Adding comments to a post template
Of course you don't want comments on just one page, but on all of your posts. This is achieved by adding the above tag to your post template. Ghost provides detailed instructions here.
The ideal place to do this will depend on your Ghost template. Here's how I did mine:
Download your theme to a .zip and unzip it:
Find post.hbs, make a copy, and edit
You must start the new filename with custom-
in order for Ghost to pick up the template:
Insert your Isso section
I opted to remove the default Disqus section and replace it with my Isso section instead. I also placed a new CSS class on the section to make it easy to style these comments using Code Injection:
Re-upload theme, and apply custom template
Now zip up your edited theme using the same name, upload it (overwrite your current theme), and change one of your posts to use the new custom template:
Give the post a refresh, and voila - here is the result:
If everything looks good, you can either update all your current and future posts to use the new template, or apply the change to post.hbs
.
Note: Isso loads and stores comments based on page URL
The slug is the portion of a post's URL after the main slash:
This means that if you add some comments to a page and then change its slug, the comments stored under the old slug will no longer appear for that page.

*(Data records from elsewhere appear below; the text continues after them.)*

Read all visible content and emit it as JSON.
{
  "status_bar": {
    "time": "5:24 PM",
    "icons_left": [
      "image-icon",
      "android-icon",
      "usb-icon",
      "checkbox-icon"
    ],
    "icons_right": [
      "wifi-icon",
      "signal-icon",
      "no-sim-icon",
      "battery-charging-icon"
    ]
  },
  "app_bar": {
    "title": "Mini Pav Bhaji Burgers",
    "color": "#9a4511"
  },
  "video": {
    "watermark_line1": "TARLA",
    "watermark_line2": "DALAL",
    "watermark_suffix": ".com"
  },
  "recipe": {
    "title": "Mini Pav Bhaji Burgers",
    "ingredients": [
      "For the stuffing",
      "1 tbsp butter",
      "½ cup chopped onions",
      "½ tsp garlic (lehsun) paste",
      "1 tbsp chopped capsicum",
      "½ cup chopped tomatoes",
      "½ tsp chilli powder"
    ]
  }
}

The comments are still in the database, however. Deleting or editing a Ghost page does not affect its Isso comments at all.
If you change the slug back, or make a new page with the same slug, the comments will re-appear.

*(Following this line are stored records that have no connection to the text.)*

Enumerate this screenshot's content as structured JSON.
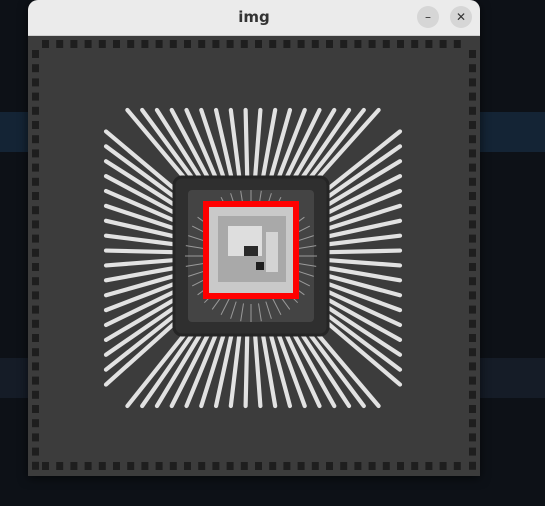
{
  "window": {
    "title": "img"
  },
  "controls": {
    "minimize_glyph": "–",
    "close_glyph": "✕"
  },
  "image": {
    "subject": "chip-package-leadframe",
    "highlight_color": "#ff0000",
    "icons": {
      "minimize": "minimize-icon",
      "close": "close-icon"
    }
  }
}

Use a process manager to keep it running
Running Isso as one process in the background was fine to get started, but is not great for long-term use. You don't want your blog to be left comment-less if the process dies when you're not around to restart it.

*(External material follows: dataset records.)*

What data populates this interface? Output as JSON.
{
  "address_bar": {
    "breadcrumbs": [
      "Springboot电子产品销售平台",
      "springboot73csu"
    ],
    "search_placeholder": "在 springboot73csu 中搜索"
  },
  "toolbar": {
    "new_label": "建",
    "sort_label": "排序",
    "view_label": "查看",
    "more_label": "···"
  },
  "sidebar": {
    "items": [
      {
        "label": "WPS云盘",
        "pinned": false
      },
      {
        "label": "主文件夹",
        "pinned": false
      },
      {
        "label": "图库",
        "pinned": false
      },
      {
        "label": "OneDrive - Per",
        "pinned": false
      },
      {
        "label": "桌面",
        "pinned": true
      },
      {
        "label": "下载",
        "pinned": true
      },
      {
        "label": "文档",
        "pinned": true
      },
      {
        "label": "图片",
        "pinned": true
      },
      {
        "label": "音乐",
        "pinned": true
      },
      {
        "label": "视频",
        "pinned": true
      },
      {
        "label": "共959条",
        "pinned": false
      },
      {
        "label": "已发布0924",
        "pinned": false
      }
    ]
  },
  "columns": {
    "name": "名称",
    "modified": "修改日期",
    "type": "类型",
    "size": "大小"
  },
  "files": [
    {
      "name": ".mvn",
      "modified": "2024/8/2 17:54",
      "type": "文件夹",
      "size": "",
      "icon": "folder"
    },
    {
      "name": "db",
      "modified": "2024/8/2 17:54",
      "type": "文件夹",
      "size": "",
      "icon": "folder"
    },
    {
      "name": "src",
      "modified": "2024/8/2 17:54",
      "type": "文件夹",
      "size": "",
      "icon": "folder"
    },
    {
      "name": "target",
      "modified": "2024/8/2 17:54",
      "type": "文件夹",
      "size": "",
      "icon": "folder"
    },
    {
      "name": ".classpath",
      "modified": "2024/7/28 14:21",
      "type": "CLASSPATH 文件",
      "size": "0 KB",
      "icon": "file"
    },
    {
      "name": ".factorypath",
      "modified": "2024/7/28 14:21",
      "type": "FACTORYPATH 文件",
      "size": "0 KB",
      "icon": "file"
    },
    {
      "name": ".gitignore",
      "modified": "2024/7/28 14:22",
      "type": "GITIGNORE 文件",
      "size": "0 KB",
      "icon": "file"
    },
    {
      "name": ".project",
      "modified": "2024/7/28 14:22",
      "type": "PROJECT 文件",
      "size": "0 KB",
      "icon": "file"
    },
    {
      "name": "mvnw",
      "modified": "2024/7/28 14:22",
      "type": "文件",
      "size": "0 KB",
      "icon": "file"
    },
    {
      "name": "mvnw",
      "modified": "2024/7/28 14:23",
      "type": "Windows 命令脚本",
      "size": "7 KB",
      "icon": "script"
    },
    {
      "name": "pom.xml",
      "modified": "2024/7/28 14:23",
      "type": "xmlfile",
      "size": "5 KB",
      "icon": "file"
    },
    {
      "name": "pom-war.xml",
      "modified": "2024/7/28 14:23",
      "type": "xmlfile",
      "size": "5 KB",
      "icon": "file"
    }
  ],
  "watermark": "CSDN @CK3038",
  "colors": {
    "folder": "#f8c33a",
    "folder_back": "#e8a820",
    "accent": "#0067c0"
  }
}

The Isso docs have some suggestions. I had trouble using systemd, but supervisor did the trick. I placed the conf file my home directory:
pip install supervisord
echo_supervisord_conf > /home/bitnami/supervisord.conf
Add this [program]
section to supervisord.conf (reference):
[program:isso]
command = /home/bitnami/.local/bin/isso -c /home/bitnami/isso.cfg run
directory = /home/bitnami/isso
user = bitnami
autostart = true
autorestart = true
stdout_logfile = /home/bitnami/isso/isso.log
stderr_logfile = /home/bitnami/isso/isso_err.log
And kick it all off:
supervisord -c /home/bitnami/supervisord.conf
supervisorctl start isso
To check that all is working as intended, find the process running on port 8080, kill it, and verify that it restarts immediately with a new PID:
bitnami@ip-123-45-6-78:~$ sudo netstat -lpn |grep :8080
tcp 0 0 127.0.0.1:8080 0.0.0.0:*
LISTEN 14196/python
bitnami@ip-123-45-6-78:~$ kill 14196
bitnami@ip-123-45-6-78:~$ sudo netstat -lpn |grep :8080
tcp 0 0 127.0.0.1:8080 0.0.0.0:*
LISTEN 14417/python
bitnami@ip-123-45-6-78:~$
๐
That's it!
I was really happy to find a free, open-source commenting solution, without the bloat and privacy concerns of Disqus.